# Website A/B Testing - Lab

## Introduction

In this lab, you'll get another chance to practice your skills at conducting a full A/B test analysis. It will also be a chance to practice your data exploration and processing skills! The scenario you'll be investigating is data collected from the homepage of a music app page for audacity.

## Objectives

You will be able to:
* Analyze the data from a website A/B test to draw relevant conclusions
* Explore and analyze web action data

## Exploratory Analysis

Start by loading in the dataset stored in the file 'homepage_actions.csv'. Then conduct an exploratory analysis to get familiar with the data.

> Hints:
    * Start investigating the id column:
        * How many viewers also clicked?
        * Are there any anomalies with the data; did anyone click who didn't view?
        * Is there any overlap between the control and experiment groups? 
            * If so, how do you plan to account for this in your experimental design?

In [1]:
import pandas as pd

df = pd.read_csv('homepage_actions.csv')

In [4]:
df.info()

<class 'pandas.core.frame.DataFrame'>
RangeIndex: 8188 entries, 0 to 8187
Data columns (total 4 columns):
timestamp    8188 non-null object
id           8188 non-null int64
group        8188 non-null object
action       8188 non-null object
dtypes: int64(1), object(3)
memory usage: 256.0+ KB


In [31]:
print('Number of unique visitor IDs: {}'.format(len(set(df.id))))
print('Number of visitors who clicked: {}'.format(len(df.loc[df.action == 'click'])))

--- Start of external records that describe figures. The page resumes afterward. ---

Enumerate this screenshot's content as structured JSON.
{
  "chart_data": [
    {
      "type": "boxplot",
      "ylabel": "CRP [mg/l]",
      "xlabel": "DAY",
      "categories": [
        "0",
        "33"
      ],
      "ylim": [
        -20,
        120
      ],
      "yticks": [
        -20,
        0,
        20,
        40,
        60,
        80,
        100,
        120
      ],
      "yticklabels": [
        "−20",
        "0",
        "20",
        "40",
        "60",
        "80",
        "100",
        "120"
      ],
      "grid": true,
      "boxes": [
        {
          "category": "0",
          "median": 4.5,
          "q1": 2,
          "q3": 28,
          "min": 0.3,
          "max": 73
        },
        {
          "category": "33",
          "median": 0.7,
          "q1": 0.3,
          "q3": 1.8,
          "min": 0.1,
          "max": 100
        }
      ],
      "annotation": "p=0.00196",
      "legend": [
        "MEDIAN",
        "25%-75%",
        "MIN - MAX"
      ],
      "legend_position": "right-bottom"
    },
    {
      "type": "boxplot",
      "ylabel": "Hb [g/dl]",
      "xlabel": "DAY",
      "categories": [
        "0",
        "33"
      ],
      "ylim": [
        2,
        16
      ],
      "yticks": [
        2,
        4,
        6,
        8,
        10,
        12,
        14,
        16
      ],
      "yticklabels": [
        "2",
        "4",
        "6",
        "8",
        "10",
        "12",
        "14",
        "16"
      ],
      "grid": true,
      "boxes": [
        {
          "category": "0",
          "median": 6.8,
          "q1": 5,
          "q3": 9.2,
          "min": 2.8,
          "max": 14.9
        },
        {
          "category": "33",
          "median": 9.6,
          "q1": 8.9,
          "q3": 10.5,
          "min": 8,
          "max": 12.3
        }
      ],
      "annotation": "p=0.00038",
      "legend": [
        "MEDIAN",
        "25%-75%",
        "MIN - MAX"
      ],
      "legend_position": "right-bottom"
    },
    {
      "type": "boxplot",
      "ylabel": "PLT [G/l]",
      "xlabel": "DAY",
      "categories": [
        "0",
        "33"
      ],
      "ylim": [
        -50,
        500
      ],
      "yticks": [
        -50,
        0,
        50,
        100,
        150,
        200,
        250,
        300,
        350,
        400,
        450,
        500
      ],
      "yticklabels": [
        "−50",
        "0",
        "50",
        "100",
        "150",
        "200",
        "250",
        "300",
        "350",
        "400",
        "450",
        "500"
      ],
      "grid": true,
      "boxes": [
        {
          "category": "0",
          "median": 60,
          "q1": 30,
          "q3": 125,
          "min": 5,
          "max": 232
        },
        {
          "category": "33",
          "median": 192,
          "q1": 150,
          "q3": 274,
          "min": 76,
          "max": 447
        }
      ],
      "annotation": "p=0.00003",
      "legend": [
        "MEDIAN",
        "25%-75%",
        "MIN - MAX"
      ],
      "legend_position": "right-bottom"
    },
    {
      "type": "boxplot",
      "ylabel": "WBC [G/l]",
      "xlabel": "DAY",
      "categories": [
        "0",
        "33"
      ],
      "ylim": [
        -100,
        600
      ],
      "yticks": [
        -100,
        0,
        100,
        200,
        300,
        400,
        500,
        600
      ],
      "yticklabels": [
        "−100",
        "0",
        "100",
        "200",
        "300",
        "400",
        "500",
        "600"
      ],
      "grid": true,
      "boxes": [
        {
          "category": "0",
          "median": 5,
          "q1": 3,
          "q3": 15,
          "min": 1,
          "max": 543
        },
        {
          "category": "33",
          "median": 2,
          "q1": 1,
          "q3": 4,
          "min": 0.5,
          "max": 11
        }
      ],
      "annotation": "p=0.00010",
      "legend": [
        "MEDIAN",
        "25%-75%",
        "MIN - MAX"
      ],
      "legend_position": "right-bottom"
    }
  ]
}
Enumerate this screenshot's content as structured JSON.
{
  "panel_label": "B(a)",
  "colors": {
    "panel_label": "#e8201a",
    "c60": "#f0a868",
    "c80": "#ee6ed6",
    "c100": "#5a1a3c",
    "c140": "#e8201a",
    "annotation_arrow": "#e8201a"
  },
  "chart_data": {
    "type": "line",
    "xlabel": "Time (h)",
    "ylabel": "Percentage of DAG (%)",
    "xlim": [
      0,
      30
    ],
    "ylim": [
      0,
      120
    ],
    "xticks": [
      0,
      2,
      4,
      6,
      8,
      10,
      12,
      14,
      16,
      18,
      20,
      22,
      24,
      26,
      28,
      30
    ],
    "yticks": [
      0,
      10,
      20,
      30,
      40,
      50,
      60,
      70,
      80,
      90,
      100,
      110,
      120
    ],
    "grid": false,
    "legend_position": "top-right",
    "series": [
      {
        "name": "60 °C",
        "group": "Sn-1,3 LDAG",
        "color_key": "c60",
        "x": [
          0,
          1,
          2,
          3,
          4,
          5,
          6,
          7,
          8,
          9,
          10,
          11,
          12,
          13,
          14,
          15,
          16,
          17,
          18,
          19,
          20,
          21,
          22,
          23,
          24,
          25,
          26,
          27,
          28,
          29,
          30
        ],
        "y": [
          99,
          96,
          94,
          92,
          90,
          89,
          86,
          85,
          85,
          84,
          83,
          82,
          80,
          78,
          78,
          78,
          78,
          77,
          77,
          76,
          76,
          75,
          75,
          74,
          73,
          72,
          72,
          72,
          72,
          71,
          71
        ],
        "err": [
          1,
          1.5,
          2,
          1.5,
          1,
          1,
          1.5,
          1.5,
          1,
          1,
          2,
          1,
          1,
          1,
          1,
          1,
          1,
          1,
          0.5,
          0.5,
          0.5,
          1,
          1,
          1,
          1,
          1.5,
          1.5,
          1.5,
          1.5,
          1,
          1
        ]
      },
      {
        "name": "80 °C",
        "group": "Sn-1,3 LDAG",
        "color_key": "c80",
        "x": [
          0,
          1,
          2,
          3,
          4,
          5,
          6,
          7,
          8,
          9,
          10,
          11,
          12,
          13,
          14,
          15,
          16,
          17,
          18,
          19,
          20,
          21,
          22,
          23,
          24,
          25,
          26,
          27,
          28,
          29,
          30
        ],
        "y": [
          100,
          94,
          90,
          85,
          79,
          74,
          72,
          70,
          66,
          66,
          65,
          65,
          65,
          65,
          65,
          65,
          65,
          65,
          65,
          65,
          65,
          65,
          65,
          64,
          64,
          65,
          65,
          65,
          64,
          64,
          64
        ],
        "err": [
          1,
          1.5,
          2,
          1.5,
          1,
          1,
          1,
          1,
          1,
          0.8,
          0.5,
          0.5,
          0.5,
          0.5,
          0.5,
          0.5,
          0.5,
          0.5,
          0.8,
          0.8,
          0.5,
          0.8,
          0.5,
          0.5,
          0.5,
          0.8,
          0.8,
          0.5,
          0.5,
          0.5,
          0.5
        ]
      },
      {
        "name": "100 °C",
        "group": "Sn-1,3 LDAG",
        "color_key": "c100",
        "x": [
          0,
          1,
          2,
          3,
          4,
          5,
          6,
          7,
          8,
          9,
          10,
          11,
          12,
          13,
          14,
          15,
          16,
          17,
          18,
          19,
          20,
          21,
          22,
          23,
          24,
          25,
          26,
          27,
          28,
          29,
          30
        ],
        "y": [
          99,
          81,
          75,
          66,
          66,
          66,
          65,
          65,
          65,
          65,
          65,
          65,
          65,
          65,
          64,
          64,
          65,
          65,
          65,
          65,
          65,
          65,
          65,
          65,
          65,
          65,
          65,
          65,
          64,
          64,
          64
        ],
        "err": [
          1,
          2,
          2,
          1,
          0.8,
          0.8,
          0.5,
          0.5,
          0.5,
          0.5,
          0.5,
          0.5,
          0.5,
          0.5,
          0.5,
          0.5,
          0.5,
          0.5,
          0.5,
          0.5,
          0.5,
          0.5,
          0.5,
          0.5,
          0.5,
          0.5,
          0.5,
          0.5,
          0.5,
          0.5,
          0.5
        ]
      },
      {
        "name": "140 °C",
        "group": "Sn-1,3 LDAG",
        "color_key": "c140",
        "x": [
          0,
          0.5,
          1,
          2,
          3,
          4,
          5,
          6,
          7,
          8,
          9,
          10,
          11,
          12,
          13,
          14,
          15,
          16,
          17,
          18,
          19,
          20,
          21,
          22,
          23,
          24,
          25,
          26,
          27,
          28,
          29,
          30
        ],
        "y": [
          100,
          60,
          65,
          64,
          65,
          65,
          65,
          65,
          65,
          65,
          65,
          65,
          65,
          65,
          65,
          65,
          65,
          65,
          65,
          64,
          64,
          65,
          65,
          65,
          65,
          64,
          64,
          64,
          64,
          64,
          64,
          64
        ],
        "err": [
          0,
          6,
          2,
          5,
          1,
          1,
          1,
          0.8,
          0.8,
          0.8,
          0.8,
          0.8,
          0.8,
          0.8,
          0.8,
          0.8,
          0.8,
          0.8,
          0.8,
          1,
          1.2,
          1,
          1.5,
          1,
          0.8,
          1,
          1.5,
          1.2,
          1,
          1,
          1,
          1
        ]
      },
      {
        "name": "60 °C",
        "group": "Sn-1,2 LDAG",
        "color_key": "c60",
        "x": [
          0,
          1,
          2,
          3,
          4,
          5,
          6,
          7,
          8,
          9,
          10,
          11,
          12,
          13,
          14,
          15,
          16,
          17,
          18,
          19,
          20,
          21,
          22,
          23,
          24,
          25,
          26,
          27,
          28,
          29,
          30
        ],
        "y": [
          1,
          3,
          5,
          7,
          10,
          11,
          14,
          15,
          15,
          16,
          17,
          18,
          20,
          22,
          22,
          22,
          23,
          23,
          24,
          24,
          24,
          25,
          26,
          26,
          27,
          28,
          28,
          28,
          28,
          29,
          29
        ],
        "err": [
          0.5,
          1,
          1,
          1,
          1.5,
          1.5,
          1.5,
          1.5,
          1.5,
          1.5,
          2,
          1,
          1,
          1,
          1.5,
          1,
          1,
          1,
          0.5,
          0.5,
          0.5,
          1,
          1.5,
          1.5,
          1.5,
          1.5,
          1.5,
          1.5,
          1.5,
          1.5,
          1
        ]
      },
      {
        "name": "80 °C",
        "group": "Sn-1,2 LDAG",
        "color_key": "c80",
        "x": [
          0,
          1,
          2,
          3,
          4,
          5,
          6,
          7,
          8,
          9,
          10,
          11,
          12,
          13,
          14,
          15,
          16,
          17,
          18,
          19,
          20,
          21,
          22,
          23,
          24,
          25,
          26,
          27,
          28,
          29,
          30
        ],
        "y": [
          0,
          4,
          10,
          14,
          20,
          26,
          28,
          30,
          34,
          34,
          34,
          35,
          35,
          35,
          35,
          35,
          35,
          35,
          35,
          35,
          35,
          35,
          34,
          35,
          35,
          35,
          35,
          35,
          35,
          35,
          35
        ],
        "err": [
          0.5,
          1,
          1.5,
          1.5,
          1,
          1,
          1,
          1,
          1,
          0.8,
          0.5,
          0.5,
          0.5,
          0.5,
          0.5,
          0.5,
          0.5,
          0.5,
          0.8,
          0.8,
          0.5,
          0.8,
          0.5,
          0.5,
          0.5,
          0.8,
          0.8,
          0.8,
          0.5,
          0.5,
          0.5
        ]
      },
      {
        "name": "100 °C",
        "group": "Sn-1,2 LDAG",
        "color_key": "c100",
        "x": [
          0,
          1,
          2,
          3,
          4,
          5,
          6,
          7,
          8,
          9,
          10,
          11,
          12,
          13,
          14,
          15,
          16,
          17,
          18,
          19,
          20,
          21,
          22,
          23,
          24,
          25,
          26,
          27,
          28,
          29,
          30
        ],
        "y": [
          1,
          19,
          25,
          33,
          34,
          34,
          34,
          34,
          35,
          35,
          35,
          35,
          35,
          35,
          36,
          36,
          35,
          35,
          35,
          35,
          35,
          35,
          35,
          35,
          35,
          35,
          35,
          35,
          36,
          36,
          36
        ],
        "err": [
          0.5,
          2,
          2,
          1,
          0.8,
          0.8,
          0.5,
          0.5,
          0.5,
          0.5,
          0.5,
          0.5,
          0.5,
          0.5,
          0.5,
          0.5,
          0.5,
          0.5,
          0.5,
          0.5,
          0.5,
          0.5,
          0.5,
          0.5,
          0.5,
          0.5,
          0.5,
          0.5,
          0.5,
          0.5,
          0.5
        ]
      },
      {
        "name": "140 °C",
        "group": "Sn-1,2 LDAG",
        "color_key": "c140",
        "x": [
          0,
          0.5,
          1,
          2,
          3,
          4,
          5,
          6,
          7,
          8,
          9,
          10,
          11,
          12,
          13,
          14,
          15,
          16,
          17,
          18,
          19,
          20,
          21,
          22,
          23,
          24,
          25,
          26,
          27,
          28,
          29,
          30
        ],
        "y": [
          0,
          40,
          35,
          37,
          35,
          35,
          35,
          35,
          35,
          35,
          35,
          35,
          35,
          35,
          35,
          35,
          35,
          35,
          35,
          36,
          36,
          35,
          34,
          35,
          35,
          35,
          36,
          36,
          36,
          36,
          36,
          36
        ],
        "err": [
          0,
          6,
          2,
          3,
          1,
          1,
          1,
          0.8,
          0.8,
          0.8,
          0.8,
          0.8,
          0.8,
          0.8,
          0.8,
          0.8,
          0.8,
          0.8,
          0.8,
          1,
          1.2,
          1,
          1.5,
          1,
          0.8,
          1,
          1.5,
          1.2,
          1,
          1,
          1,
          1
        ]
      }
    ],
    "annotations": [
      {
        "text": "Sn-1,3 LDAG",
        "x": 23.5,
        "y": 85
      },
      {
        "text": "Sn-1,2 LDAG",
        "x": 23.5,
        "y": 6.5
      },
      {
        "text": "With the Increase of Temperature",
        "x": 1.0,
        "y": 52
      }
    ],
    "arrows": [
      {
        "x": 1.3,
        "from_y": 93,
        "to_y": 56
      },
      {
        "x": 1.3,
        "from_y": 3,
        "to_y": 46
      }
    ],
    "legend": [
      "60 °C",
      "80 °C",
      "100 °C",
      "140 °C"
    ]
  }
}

clicked = df.loc[df.action == 'click']
viewed = df.loc[df.action == 'view']
anomalies = clicked.set_index('id').join(viewed.set_index('id'), how='left', lsuffix='_clicked', rsuffix='_viewed')
print('Number of anomalies (clicked, but didn\'t view): {})'.\
      format(len(anomalies.loc[anomalies.action_viewed.isna()])))

control = set(df.loc[df.group=='control'].id)
experiment = set(df.loc[df.group=='experiment'].id)
count = 0
for id in control:
    if id in experiment:
        count += 1
print('Number of specimen in both control and experiment: {}'.format(count))

Number of unique visitor IDs: 6328
Number of visitors who clicked: 1860
Number of anomalies (clicked, but didn't view): 0)
Number of specimen in both control and experiment: 0


## Conduct a Statistical Test

Conduct a statistical test to determine whether the experimental homepage was more effective than that of the control group.

In [42]:
ones = np.ones(5)

In [45]:
np.concatenate((ones, ones))

array([1., 1., 1., 1., 1., 1., 1., 1., 1., 1.])

In [50]:
import numpy as np

control = df.loc[df.group=='control']
c_n = len(set(control.id))
c_clicked_n = len(control.loc[control.action=='click'].id)
control_binary = np.concatenate((np.zeros(c_n-c_clicked_n), np.ones(c_clicked_n)))

experiment = df.loc[df.group=='experiment']
e_n = len(set(experiment.id))
e_clicked_n = len(experiment.loc[experiment.action=='click'].id)
experiment_binary = np.concatenate((np.zeros(e_n-e_clicked_n), np.ones(e_clicked_n)))

print('Size of control: {}'.format(c_n))
print('Size of experiment: {}'.format(e_n))
print('Fraction clicked in control: {}'.format(c_clicked_n/c_n))
print('Fraction clicked in experiment: {}'.format(e_clicked_n/e_n))

Size of control: 3332
Size of experiment: 2996
Fraction clicked in control: 0.2797118847539016
Fraction clicked in experiment: 0.3097463284379172


In [51]:
import scipy.stats as stats

stats.ttest_ind(control_binary, experiment_binary, equal_var=False)

Ttest_indResult(statistic=-2.615440020788211, pvalue=0.008932805628674203)

## Verifying Results

One sensible formulation of the data to answer the hypothesis test above would be to create a binary variable representing each individual in the experiment and control group. This binary variable would represent whether or not that individual clicked on the homepage; 1 for they did and 0 if they did not. 

The variance for the number of successes in a sample of a binomial variable with n observations is given by:

## $n\bullet p (1-p)$

Given this, perform 3 steps to verify the results of your statistical test:
1. Calculate the expected number of clicks for the experiment group, if it had the same click-through rate as that of the control group. 
2. Calculate the number of standard deviations that the actual number of clicks was from this estimate. 
3. Finally, calculate a p-value using the normal distribution based on this z-score.

### Step 1:
Calculate the expected number of clicks for the experiment group, if it had the same click-through rate as that of the control group. 

In [52]:
expected = (c_clicked_n/c_n) * e_n
expected

838.0168067226891

### Step 2:
Calculate the number of standard deviations that the actual number of clicks was from this estimate.

In [58]:
p = c_clicked_n / c_n
var = c_n * p * (1 - p)
std = np.sqrt(var)
print(std)

z = (e_clicked_n - expected) / std
z

25.909622216646923


3.4729643112857396

### Step 3: 
Finally, calculate a p-value using the normal distribution based on this z-score.

In [57]:
1 - stats.norm.cdf(z)

0.00025737189895802537

### Analysis:

Does this result roughly match that of the previous statistical test?

> Comment: **Roughly! Statistically significant difference.**

## Summary

In this lab, you continued to get more practice designing and conducting AB tests. This required additional work preprocessing and formulating the initial problem in a suitable manner. Additionally, you also saw how to verify results, strengthening your knowledge of binomial variables, and reviewing initial statistical concepts of the central limit theorem, standard deviation, z-scores, and their accompanying p-values.